In a word Bastiat was a rationalist; he deduced his theory of limited government and economic harmony directly from an abstract theory of natural law and natural rights. While he was indefatigable in his demonstrations of the beneficial consequences that inevitably flow from freedom and exposure of the dis-coordinating actions of government, his ultimate justification for liberty lay in an essentialist concept of man abstracted from time and place. In his work on jurisprudence, The Law, Bastiat espouses an individualist view of law and justice that derives not from those natural propensities and passions, as in Hume and Smith, but from reason, and ultimately God: “Each person has a natural right—from God—to defend his person, his liberty and his property.”[42] It is just this that the anti-rationalists reject on the ground that ‘nature’ does not furnish us with a permanent and universal standard of conduct independently of experience. This means that whereas Bastiat deduced the relationship between the individual and government axiomatically from the first principle of liberty—that each man has the right to protect his life, liberty and property—the evolutionary approach suggests that the ideal working of a social system is too complex to be captured in a simple formula, that no abstract system of rules can be rationally devised which can accommodate all future unknown cases.
Herbert Spencer
In the writings of Herbert Spencer there are obvious indications of an evolutionary approach. For although in his early work Social Statics (1851) he appears to have deduced the system of laissez faire from a doctrine of natural rights, couched in the form of the Law of Equal Freedom, the idea of the spontaneous evolution of rules and institutions came to dominate his social thought. In his Social Statics, The Man versus the State (1881), and his sociological writings there are numerous examples of his commitment to a form of reasoning we associate with spontaneous order. He stresses that societies develop (from militant to industrial) without design and according to laws which operate independently of man’s will; that a market allocation, specialization, and the division of labor spontaneously develop to man’s advantage; that reformers mistakenly treat a society as a ‘manufacture’ which can be manipulated by rationalist planners when it is in fact a ‘growth’; and that proper social science requires an exploration of the long-term and unintended consequences of human action. Furthermore his normative ethics were of a complex consequentialist kind. The Law of Equal Freedom was justified because it was consistent with the long-run happiness of men: what he objected to was that constructivistic rationalist utilitarianism which tried to measure the immediate effects of rules and policies. It was a fundamental tenet of Spencer that the complexity of a social order precludes this kind of calculation.

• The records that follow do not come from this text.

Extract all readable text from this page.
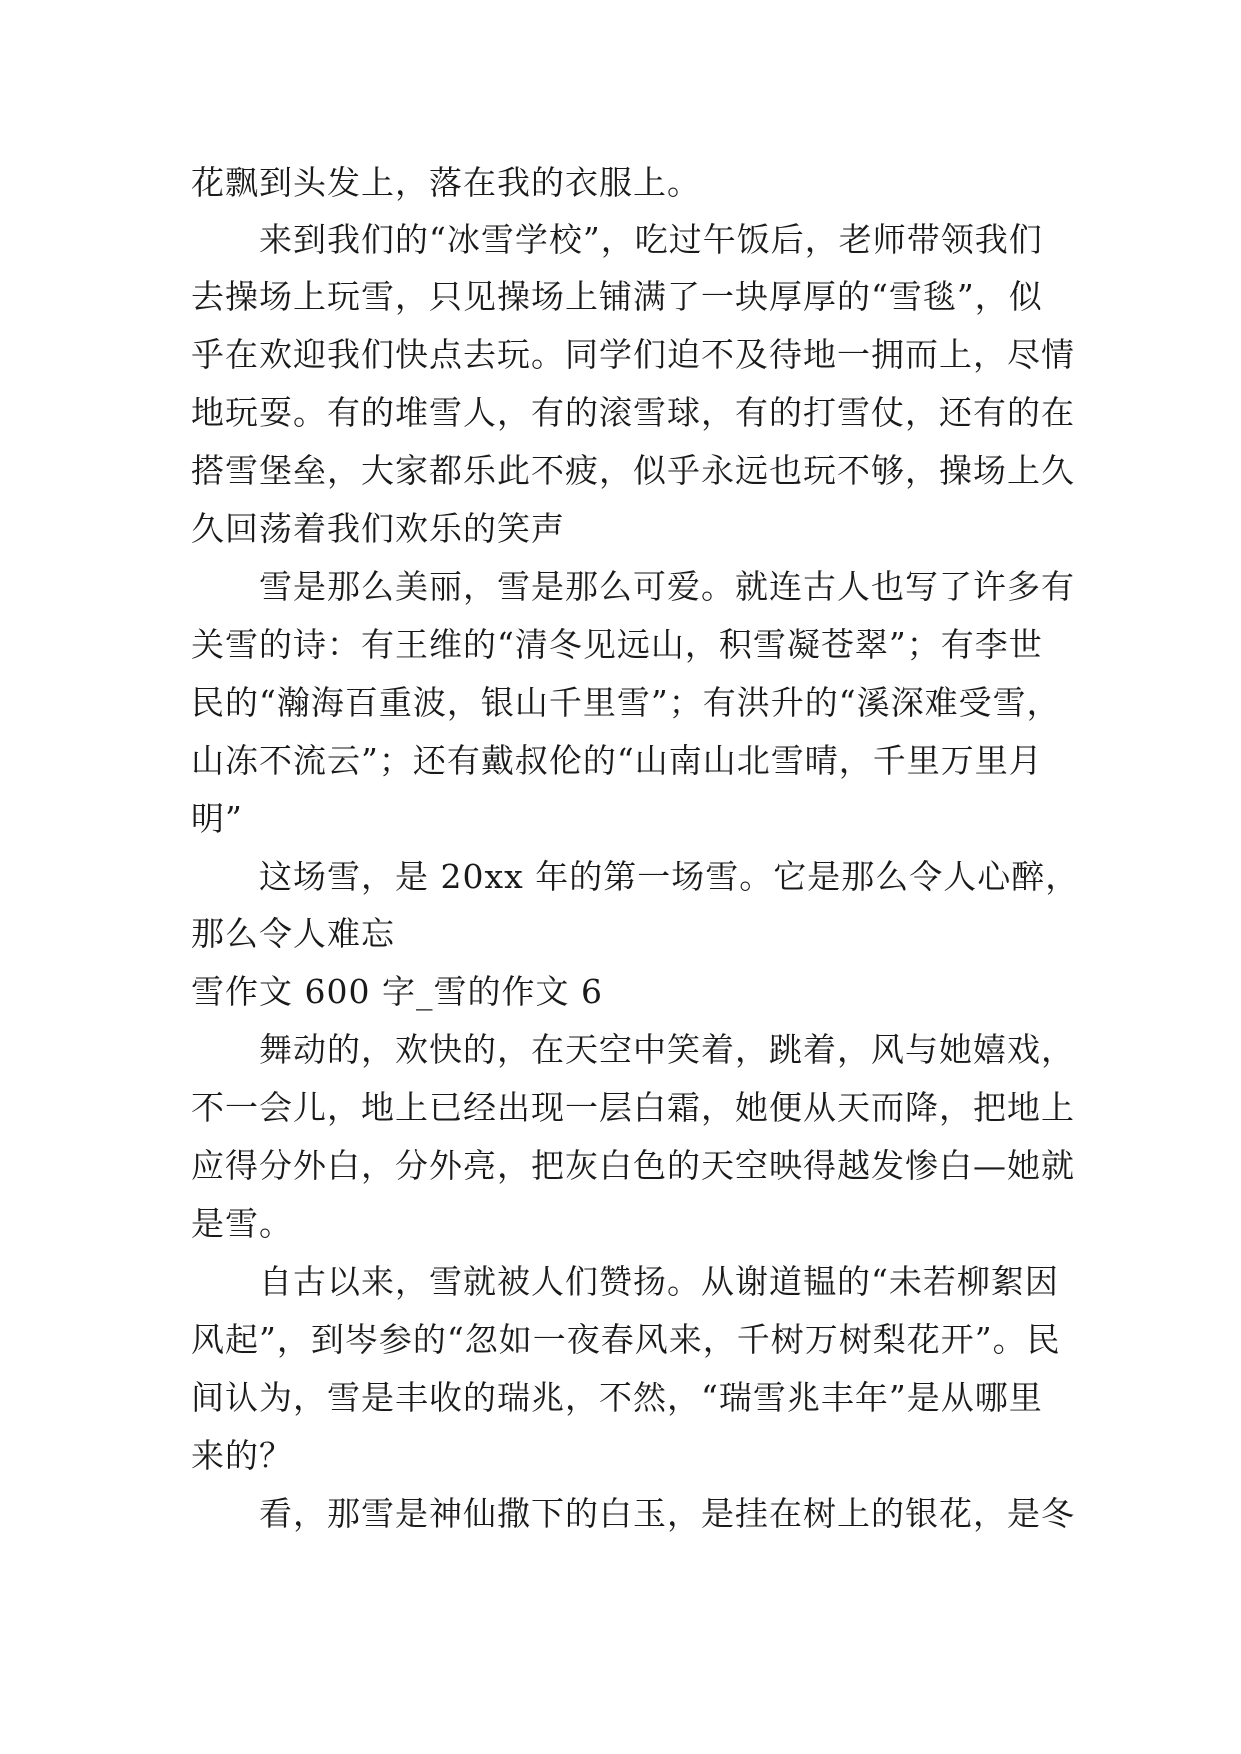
花飘到头发上，落在我的衣服上。
　　来到我们的“冰雪学校”，吃过午饭后，老师带领我们
去操场上玩雪，只见操场上铺满了一块厚厚的“雪毯”，似
乎在欢迎我们快点去玩。同学们迫不及待地一拥而上，尽情
地玩耍。有的堆雪人，有的滚雪球，有的打雪仗，还有的在
搭雪堡垒，大家都乐此不疲，似乎永远也玩不够，操场上久
久回荡着我们欢乐的笑声
　　雪是那么美丽，雪是那么可爱。就连古人也写了许多有
关雪的诗：有王维的“清冬见远山，积雪凝苍翠”；有李世
民的“瀚海百重波，银山千里雪”；有洪升的“溪深难受雪，
山冻不流云”；还有戴叔伦的“山南山北雪晴，千里万里月
明”
　　这场雪，是 20xx 年的第一场雪。它是那么令人心醉，
那么令人难忘
雪作文 600 字_雪的作文 6
　　舞动的，欢快的，在天空中笑着，跳着，风与她嬉戏，
不一会儿，地上已经出现一层白霜，她便从天而降，把地上
应得分外白，分外亮，把灰白色的天空映得越发惨白—她就
是雪。
　　自古以来，雪就被人们赞扬。从谢道韫的“未若柳絮因
风起”，到岑参的“忽如一夜春风来，千树万树梨花开”。民
间认为，雪是丰收的瑞兆，不然，“瑞雪兆丰年”是从哪里
来的？
　　看，那雪是神仙撒下的白玉，是挂在树上的银花，是冬
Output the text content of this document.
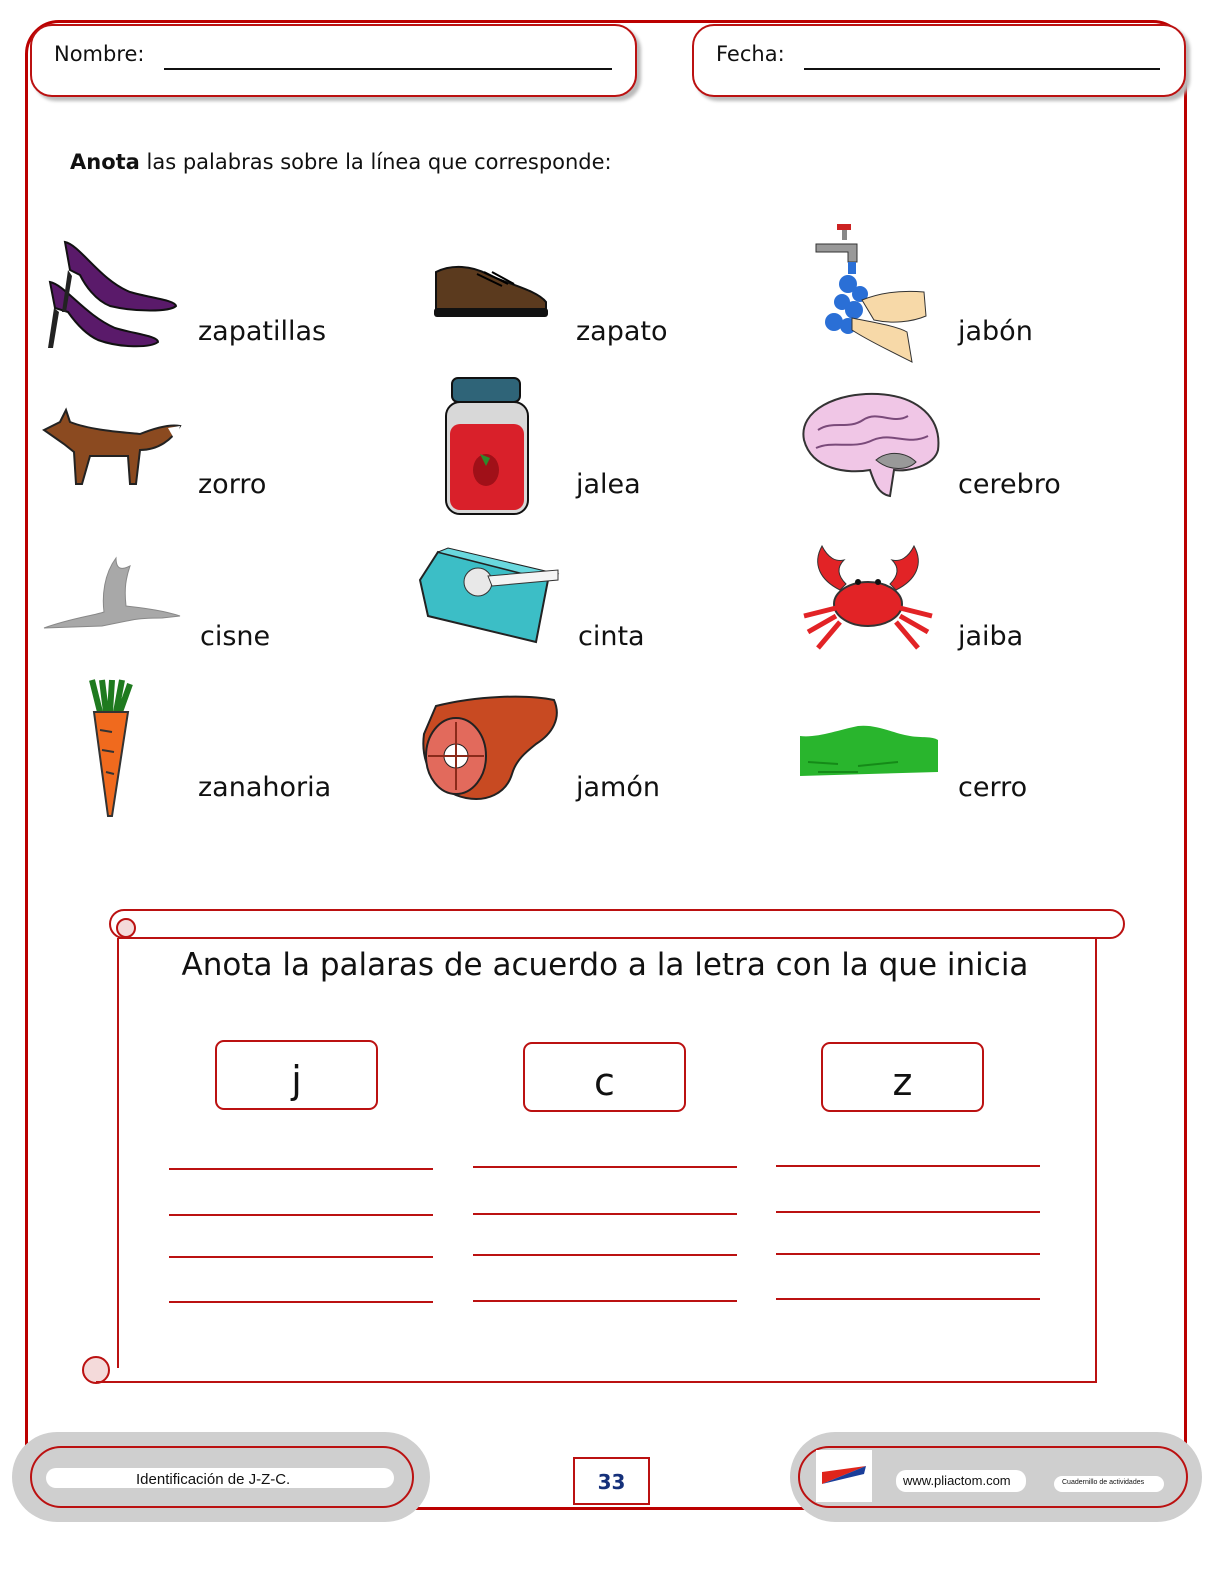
Nombre:	Fecha:
Anota las palabras sobre la línea que corresponde:
zapatillas	zapato	jabón
zorro	jalea	cerebro
cisne	cinta	jaiba
zanahoria	jamón	cerro
Anota la palaras de acuerdo a la letra con la que inicia
j	c	z
Identificación de J-Z-C.	33	www.pliactom.com	Cuadernillo de actividades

It is curious why Hayek should pay so little attention to Spencer’s social science and philosophy. What is even more remarkable is that the influence of evolution had a corrosive effect on both their systems. For if the criterion of social value is survival in an evolutionary process, what can be said against those institutions which, although they may embody anti-liberal values, have survived? Spencer was faced with this problem during his lifetime because of the rise and political success of socialist evolution. As we shall see below, Hayek is faced with the problem that undesigned institutions may develop in a number of different ways, including anti-liberal ways.